Synopsis: A newly engaged couple have a breakdown in an isolated area and must seek shelter at the bizarre residence of Dr. Frank-n-Furter.
Stars: Tim Curry, Susan Sarandon, Barry Bostwick, Richard O’Brien, Patricia Quinn, Nell Campbell, Jonathan Adams, Peter Hinwood, Meat Loaf, Charles Gray
Director: Jim Sharman
Running Length: 98 minutes
TMMM Score: (7.5/10)
Review: To truly appreciate a show like Richard O’ Brien’s The Rocky Horror Show, you have to see it live on stage. That’s really the only way you can get the full-on experience of how O’Brien originally conceived it and see it for its clever ode to the schlock cinema from the ‘50s and ‘60s. Set to O’Brien’s undeniably catchy tunes and lyrics that range from the divine “Dana Andrews said prunes gave him the runes” to the make-it-work “Planet, schmanet, Janet!”, the stage version premiered in 1973 in a small UK venue and gradually moved up through larger houses as word-of-mouth buzzed through town. American producer Lou Adler caught the show one night, saw $$$ after the recent success of Jesus Christ Superstar on stage and screen, and began the musical’s journey to cinemas at the same time it was crossing the pond to take on the U.S.
By the time The Rocky Horror Picture Show opened in 1975, the stage show had played a successful run of nine months in L.A. (with original London star Tim Curry and future movie cast member Meatloaf), transferred to Broadway with the same players, and closed after an infamously short run after a disastrous NYC reception. In between the two bi-coastal runs Curry and Meatloaf flew to London to make the movie which was planned to be released while the Broadway run was enjoying a warm reception and oodles of awards. Sadly, only the mononymous Chipmonck was recognized with a Tony nomination for his lighting design of the 4 previews and 45 performances at the Belasco theater in March and April of 1975.
That was the stage show and the movie is a different beast all together, one that found a its own kind of status over time. At first, though, it looked like the hope for Rocky Horror finding longevity was slim. Opening in August 1975, director Jim Sharman’s film version is bound to be a strange experience for anyone coming in cold to the show. The title has such a history attached to it, with the legendary tales of midnight screenings and groupies that dress up like the characters and act out scenes in front of the screen while audience members talk back to the actors in the film. Toast is thrown, as are rolls of toilet paper, rice, cards (for sorrow), cards (for pain), and make sure you have a newspaper with you because someone will absolutely be squirting water during a rainstorm scene early on in the film. This all happens if you attend one of those packed screenings that still exist, but not as frequently as they had in the past.

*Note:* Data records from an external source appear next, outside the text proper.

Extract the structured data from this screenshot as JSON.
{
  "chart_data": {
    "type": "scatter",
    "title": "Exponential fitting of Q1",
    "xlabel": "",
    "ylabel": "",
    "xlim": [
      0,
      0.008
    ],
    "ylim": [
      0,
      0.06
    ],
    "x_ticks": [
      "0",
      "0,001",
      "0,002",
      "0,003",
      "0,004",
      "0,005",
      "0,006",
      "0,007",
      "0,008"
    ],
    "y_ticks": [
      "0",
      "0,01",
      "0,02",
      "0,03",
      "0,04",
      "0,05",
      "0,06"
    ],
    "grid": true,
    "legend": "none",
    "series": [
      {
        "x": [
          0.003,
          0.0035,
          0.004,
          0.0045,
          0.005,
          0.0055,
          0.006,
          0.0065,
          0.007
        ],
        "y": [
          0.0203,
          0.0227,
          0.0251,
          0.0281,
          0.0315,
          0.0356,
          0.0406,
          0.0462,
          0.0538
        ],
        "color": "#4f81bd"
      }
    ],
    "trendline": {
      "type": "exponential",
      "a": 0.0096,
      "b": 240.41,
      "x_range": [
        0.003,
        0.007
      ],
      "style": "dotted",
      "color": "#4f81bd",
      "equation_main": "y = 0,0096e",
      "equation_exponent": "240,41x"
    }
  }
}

I’ve seen the show multiple times in a movie theater and onstage but rarely at home with just myself and the television and watching it with my partner for his first time it was odd to have it so…quiet. Where were the people yelling back at Brad (A**hole!) and Janet (S*ut!)? Why was I the only one standing up doing the Time Warp? It did give me a chance to appreciate how nicely made most of the movie is, with several sequences edited with such immense precision it give me goosebumps (take a look at how sharp the opening to “Touch-a-Touch-a-Touch-a-Touch Me” is timed). True, the storyline is still a bit flouncy and drifts away every so often only to have O’Brien reel it in as we round the corner to the finish line, but it’s immense fun for the most part.
The chief reason why the movie worked then and continues to work now can be summed up in two words. Tim. Curry. All the recent hoopla about Ben Platt recreating his Broadway role in the film version of Dear Evan Hansen for no real reason should use a performer like Tim Curry (Clue) as an example of why sometimes it is the best choice after all to have the OG star in the film. 20th Century Fox pushed to have Barry Bostwick (Tales of Halloween) and Ride the Eagle’s Susan Sarandon (having an absolute ball here) cast in the roles of the virginal couple that get lost in the rain and find themselves mixed up with Curry’s party of weirdos but it would have been a death sentence for the film if Curry hadn’t been brought along from the stage show. No one has ever come close to beating him in the role and it’s so important that a performance of this magnitude has been preserved like this forever. Same goes for O’Brien, Nell Campbell, Jonathan Adams, and Patricia Quinn (The Lords of Salem), all original stage stars appearing in the movie with only Adams not playing the same role he did onstage. Quinn, in particular is impossible to not watch every moment she’s onscreen…like a demented Bernadette Peters she’s always up to something.
It’s easy to throw around the term “cult” and randomly apply it as the status of a movie, but few truly earn it. The Rocky Horror Picture show is more than worthy of being bestowed that honor and while it went up in smoke during it’s early run in theaters, I think it wound up doing just fine over the last 46 years. The last count was that it has made over 170 million dollars in box office returns – not bad for a movie that cost 1.4 million originally. If you can’t make it to the theater to see it live, give this one a try at home. A bonus: you likely have the most important props (toast, newspaper, toilet paper) close at hand!